Coconut - other uses

From fibres and fuels to oils and soil fertilisers, coconuts are finding their way into a huge range of modern day products.


Coconut oil extracted from the copra is a source of lauric acid which can be made into a soap called sodium laurate. This is used to make liquid and bar soaps, washing powders, cosmetics, shampoos, paints and varnishes.

Agricultural uses

In India, coconut palms are planted on the borders of farmland and fields to mark out boundaries. They are also planted within fields of other crops to provide shade for ground crops. Dust remaining after coir production is used mixed into agricultural soil to help it retain its moisture content.


A photograph of a bundle of coconut fibre from Kew's Economic Botany Collection.
Image: Although the term 'coir' strictly means the twisted coconut husk fibre, the raw fibre itself is now universally known as coir too.

Coir itself can also be made into mulch and compressed into little briquettes for pot plants as an environmentally friendly alternative to peat. It is exported from India to the UK where gardeners know it as 'Coco Peat'.

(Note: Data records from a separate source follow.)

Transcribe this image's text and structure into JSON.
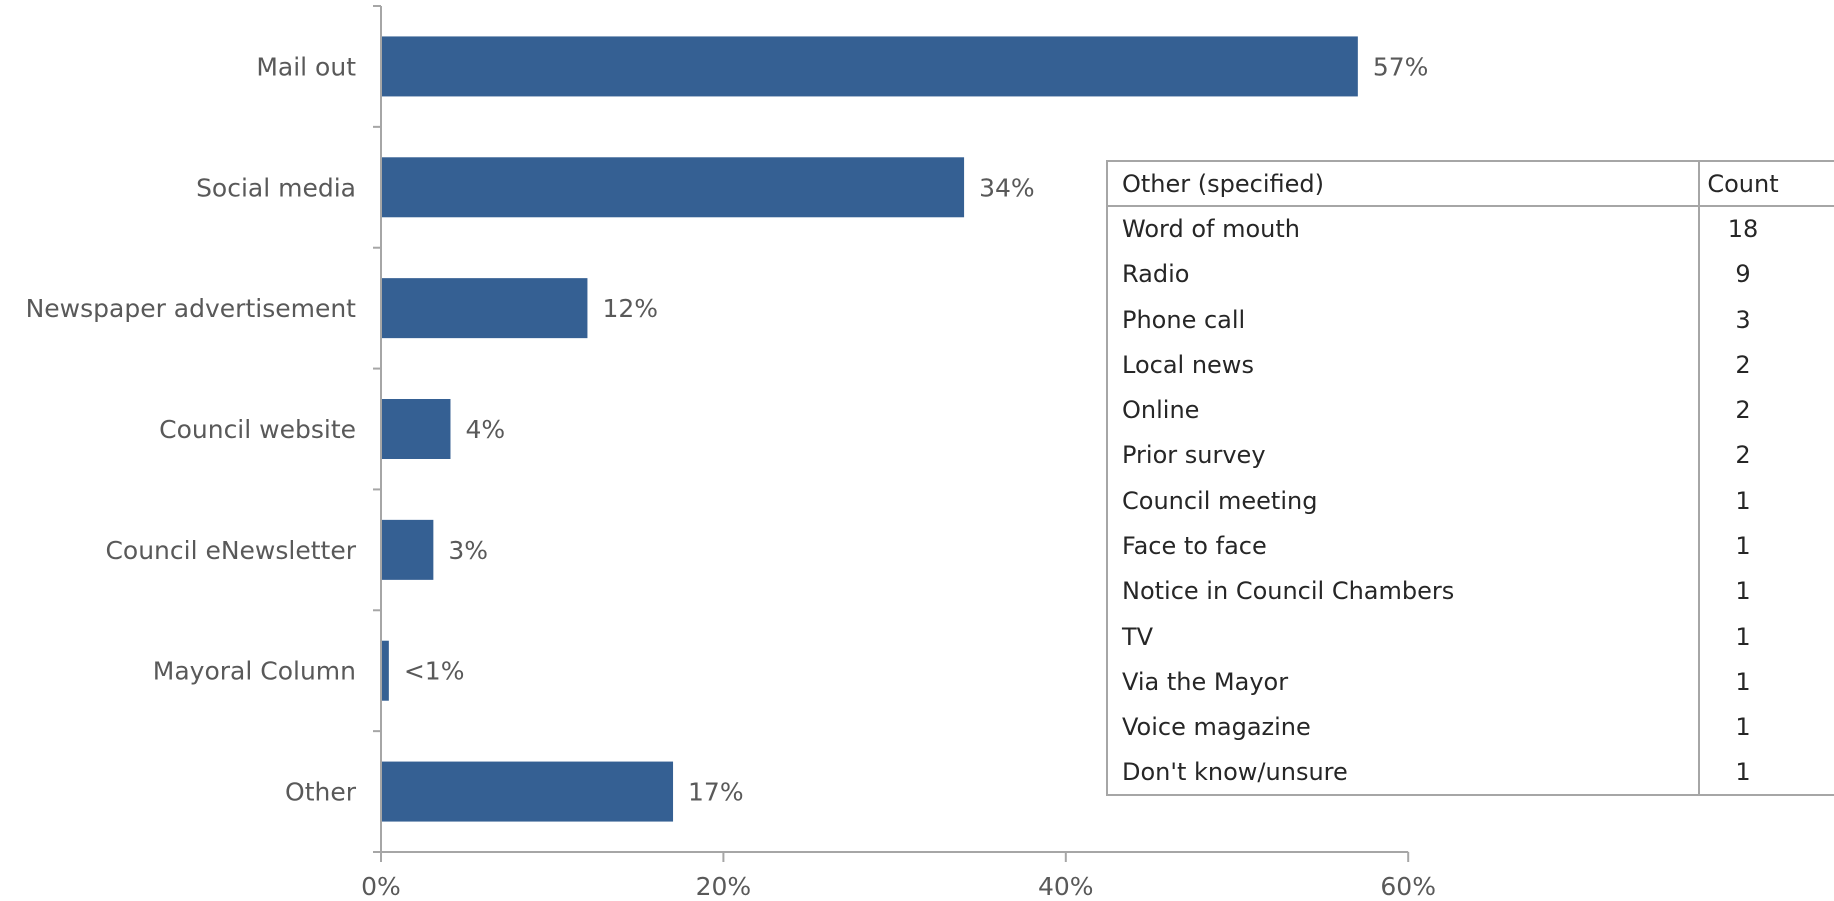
{
  "chart_data": {
    "type": "bar",
    "orientation": "horizontal",
    "categories": [
      "Mail out",
      "Social media",
      "Newspaper advertisement",
      "Council website",
      "Council eNewsletter",
      "Mayoral Column",
      "Other"
    ],
    "values": [
      57,
      34,
      12,
      4,
      3,
      0.4,
      17
    ],
    "value_labels": [
      "57%",
      "34%",
      "12%",
      "4%",
      "3%",
      "<1%",
      "17%"
    ],
    "xlim": [
      0,
      60
    ],
    "xticks": [
      0,
      20,
      40,
      60
    ],
    "xtick_labels": [
      "0%",
      "20%",
      "40%",
      "60%"
    ],
    "grid": false,
    "bar_color": "#356093",
    "title": "",
    "xlabel": "",
    "ylabel": ""
  },
  "other_table": {
    "headers": [
      "Other (specified)",
      "Count"
    ],
    "rows": [
      {
        "label": "Word of mouth",
        "count": "18"
      },
      {
        "label": "Radio",
        "count": "9"
      },
      {
        "label": "Phone call",
        "count": "3"
      },
      {
        "label": "Local news",
        "count": "2"
      },
      {
        "label": "Online",
        "count": "2"
      },
      {
        "label": "Prior survey",
        "count": "2"
      },
      {
        "label": "Council meeting",
        "count": "1"
      },
      {
        "label": "Face to face",
        "count": "1"
      },
      {
        "label": "Notice in Council Chambers",
        "count": "1"
      },
      {
        "label": "TV",
        "count": "1"
      },
      {
        "label": "Via the Mayor",
        "count": "1"
      },
      {
        "label": "Voice magazine",
        "count": "1"
      },
      {
        "label": "Don't know/unsure",
        "count": "1"
      }
    ]
  }
}
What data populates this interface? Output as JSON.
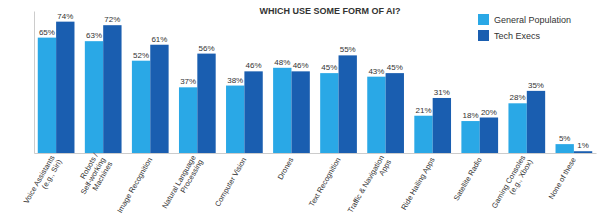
{
  "chart_data": {
    "type": "bar",
    "title": "WHICH USE SOME FORM OF AI?",
    "categories": [
      "Voice Assistants (e.g., Siri)",
      "Robots / Self-working Machines",
      "Image Recognition",
      "Natural Language Processing",
      "Computer Vision",
      "Drones",
      "Text Recognition",
      "Traffic & Navigation Apps",
      "Ride Hailing Apps",
      "Satellite Radio",
      "Gaming Consoles (e.g., Xbox)",
      "None of these"
    ],
    "series": [
      {
        "name": "General Population",
        "color": "#2aa8e6",
        "values": [
          65,
          63,
          52,
          37,
          38,
          48,
          45,
          43,
          21,
          18,
          28,
          5
        ],
        "value_labels": [
          "65%",
          "63%",
          "52%",
          "37%",
          "38%",
          "48%",
          "45%",
          "43%",
          "21%",
          "18%",
          "28%",
          "5%"
        ]
      },
      {
        "name": "Tech Execs",
        "color": "#1a5eb0",
        "values": [
          74,
          72,
          61,
          56,
          46,
          46,
          55,
          45,
          31,
          20,
          35,
          1
        ],
        "value_labels": [
          "74%",
          "72%",
          "61%",
          "56%",
          "46%",
          "46%",
          "55%",
          "45%",
          "31%",
          "20%",
          "35%",
          "1%"
        ]
      }
    ],
    "ylim": [
      0,
      80
    ],
    "tick_labels": "x",
    "data_labels": true,
    "legend": "top-right"
  }
}
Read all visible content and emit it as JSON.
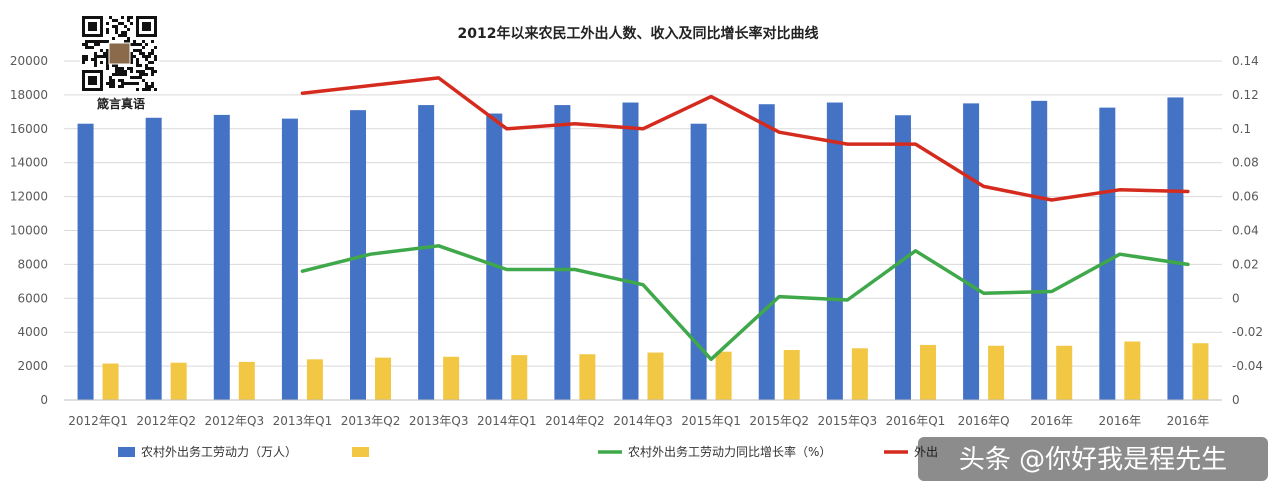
{
  "chart_data": {
    "type": "bar",
    "title": "2012年以来农民工外出人数、收入及同比增长率对比曲线",
    "categories": [
      "2012年Q1",
      "2012年Q2",
      "2012年Q3",
      "2013年Q1",
      "2013年Q2",
      "2013年Q3",
      "2014年Q1",
      "2014年Q2",
      "2014年Q3",
      "2015年Q1",
      "2015年Q2",
      "2015年Q3",
      "2016年Q1",
      "2016年Q",
      "2016年",
      "2016年",
      "2016年"
    ],
    "y_left": {
      "ticks": [
        0,
        2000,
        4000,
        6000,
        8000,
        10000,
        12000,
        14000,
        16000,
        18000,
        20000
      ],
      "ylim": [
        0,
        20000
      ]
    },
    "y_right": {
      "ticks": [
        -0.04,
        -0.02,
        0,
        0.02,
        0.04,
        0.06,
        0.08,
        0.1,
        0.12,
        0.14
      ],
      "ylim": [
        -0.06,
        0.14
      ],
      "bottom_label": "0"
    },
    "grid": true,
    "legend_position": "bottom",
    "series": [
      {
        "name": "农村外出务工劳动力（万人）",
        "type": "bar",
        "axis": "left",
        "color": "#4472C4",
        "values": [
          16300,
          16650,
          16820,
          16600,
          17100,
          17400,
          16900,
          17400,
          17550,
          16300,
          17450,
          17550,
          16800,
          17500,
          17650,
          17250,
          17850
        ]
      },
      {
        "name": "",
        "type": "bar",
        "axis": "left",
        "color": "#F2C744",
        "values": [
          2150,
          2200,
          2250,
          2400,
          2500,
          2550,
          2650,
          2700,
          2800,
          2850,
          2950,
          3050,
          3250,
          3200,
          3200,
          3450,
          3350
        ]
      },
      {
        "name": "农村外出务工劳动力同比增长率（%）",
        "type": "line",
        "axis": "right",
        "color": "#3EA84A",
        "values": [
          null,
          null,
          null,
          0.016,
          0.026,
          0.031,
          0.017,
          0.017,
          0.008,
          -0.036,
          0.001,
          -0.001,
          0.028,
          0.003,
          0.004,
          0.026,
          0.02
        ]
      },
      {
        "name": "外出",
        "type": "line",
        "axis": "right",
        "color": "#D52B1E",
        "values": [
          null,
          null,
          null,
          0.121,
          null,
          0.13,
          0.1,
          0.103,
          0.1,
          0.119,
          0.098,
          0.091,
          0.091,
          0.066,
          0.058,
          0.064,
          0.063
        ]
      }
    ]
  },
  "branding": {
    "caption": "箴言真语"
  },
  "watermark": {
    "text": "头条 @你好我是程先生"
  }
}
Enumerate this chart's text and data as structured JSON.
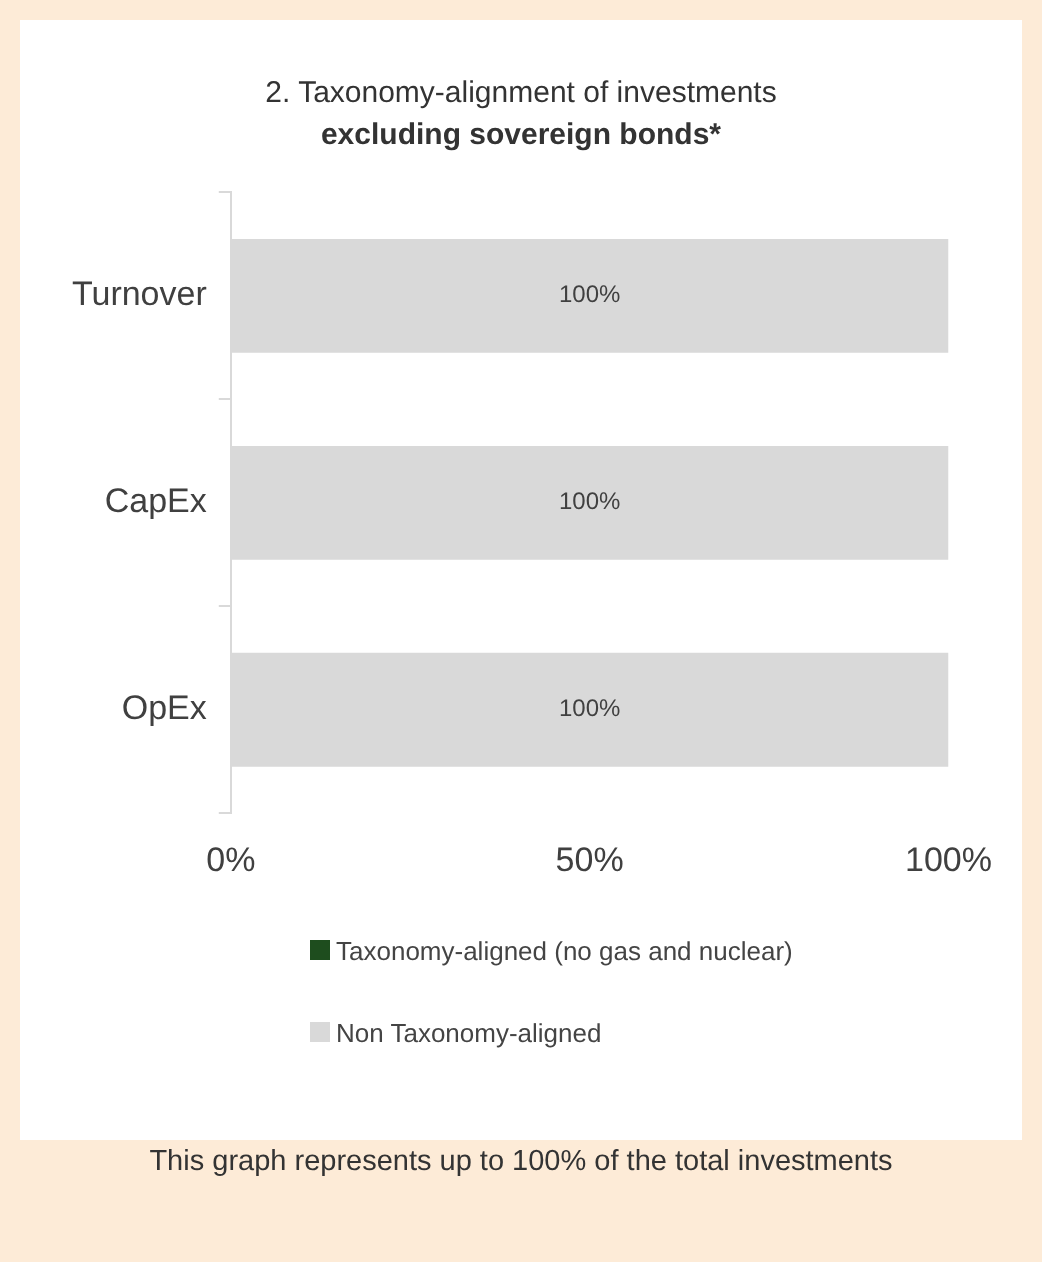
{
  "chart_data": {
    "type": "bar",
    "orientation": "horizontal",
    "stacked": true,
    "title": "2. Taxonomy-alignment of investments",
    "subtitle": "excluding sovereign bonds*",
    "categories": [
      "Turnover",
      "CapEx",
      "OpEx"
    ],
    "series": [
      {
        "name": "Taxonomy-aligned (no gas and nuclear)",
        "color": "#1e4d1e",
        "values": [
          0,
          0,
          0
        ]
      },
      {
        "name": "Non Taxonomy-aligned",
        "color": "#d9d9d9",
        "values": [
          100,
          100,
          100
        ],
        "value_labels": [
          "100%",
          "100%",
          "100%"
        ]
      }
    ],
    "xlim": [
      0,
      100
    ],
    "xticks": [
      {
        "value": 0,
        "label": "0%"
      },
      {
        "value": 50,
        "label": "50%"
      },
      {
        "value": 100,
        "label": "100%"
      }
    ],
    "grid": false,
    "legend": "bottom",
    "annotations": [
      "This graph represents up to 100% of the total investments"
    ]
  }
}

Industrially, coir may have a future in car manufacture, where it can be rubberised and used to make car seats. Coconut shell flour can be used as a filler for plastics. Coconut shells can also be turned into activated charcoal by first making charcoal by heating chunks of the shell at high temperatures without oxygen. The coconut charcoal is then treated with oxygen which opens up millions of tiny pores between carbon atoms. This is called activated charcoal which has unusual qualities of being able to absorb large amounts of impurities from gases and liquids. It is used to make filters for gas masks.

Coir briquettes and coconut shells are both used as fuels in India. Coir is often used to help fire copra kilns in India, while coconut shells are made into charcoal.